Ki Tavo: First Fruits

A Farmer’s Sacrifice

“And it will be, when you come into the land which the Lord, your God, gives you for an inheritance, and you possess it and settle in it, that you shall take of the first of all the fruit of the ground, which you will bring from your land, which the Lord, your God is giving you. And you shall put [them] into a basket and go to the place which the Lord, your God, will choose to have His Name dwell there.” – Deut. 26:1-2

Torah portion Ki Tavo begins with the mitzvah (commandment) of Bikkurim, first fruits. Moses instructs the Jews that when they settle in the Holy Land, every year at harvest time they must bring some of the first crop of fruit to the Kohen (priest) serving in the Temple in Jerusalem. It says in the Midrash that it was for Bikkurim that the world was created. 

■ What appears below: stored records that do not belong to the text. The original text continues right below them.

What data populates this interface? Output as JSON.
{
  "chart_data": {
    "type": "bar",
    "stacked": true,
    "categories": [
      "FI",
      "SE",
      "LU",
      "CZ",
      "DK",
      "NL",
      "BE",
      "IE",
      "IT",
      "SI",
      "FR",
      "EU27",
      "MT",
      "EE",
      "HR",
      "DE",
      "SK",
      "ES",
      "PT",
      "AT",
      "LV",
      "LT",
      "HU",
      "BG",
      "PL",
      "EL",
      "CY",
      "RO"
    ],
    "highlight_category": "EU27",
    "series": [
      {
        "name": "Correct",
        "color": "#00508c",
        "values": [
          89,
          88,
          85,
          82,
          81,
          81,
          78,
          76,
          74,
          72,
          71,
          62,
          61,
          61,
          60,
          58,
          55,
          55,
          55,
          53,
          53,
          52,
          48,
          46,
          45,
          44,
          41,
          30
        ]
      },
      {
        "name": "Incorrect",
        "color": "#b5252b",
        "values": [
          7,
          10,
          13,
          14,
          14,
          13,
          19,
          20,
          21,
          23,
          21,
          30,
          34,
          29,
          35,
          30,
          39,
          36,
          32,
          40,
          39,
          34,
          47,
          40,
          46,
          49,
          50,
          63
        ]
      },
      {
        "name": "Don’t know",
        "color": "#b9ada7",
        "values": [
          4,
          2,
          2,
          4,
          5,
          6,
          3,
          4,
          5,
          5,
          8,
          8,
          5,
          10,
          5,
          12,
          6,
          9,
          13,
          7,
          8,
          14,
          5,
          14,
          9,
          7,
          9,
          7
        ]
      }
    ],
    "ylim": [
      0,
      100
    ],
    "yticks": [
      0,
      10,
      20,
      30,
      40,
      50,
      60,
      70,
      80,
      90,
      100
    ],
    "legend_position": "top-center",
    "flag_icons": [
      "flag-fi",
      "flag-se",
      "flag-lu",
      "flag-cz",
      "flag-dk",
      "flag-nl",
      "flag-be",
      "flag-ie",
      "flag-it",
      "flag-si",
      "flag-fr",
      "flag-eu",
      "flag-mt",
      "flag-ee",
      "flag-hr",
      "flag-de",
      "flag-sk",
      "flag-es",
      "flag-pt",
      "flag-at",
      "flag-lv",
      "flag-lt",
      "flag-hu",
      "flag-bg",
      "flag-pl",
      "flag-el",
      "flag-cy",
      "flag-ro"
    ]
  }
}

What is so significant about this particular mitzvah that the entire world was created for it? The Slonimer Rebbe (1911-2000) explains that what God wants most is for us to dedicate ourselves to serving Him, and Bikkurim is the ultimate example of that. Imagine a farmer, working his field by the sweat of his brow all year. When the first fruit finally appears, his immediate impulse is to pluck a piece from the tree and enjoy a delicious bite. Instead, he makes the difficult journey to Jerusalem to dedicate his fruit to God. Overcoming one’s physical desires to express gratitude to our Creator is the ultimate act of self-sacrifice, and there is nothing more important to God than that.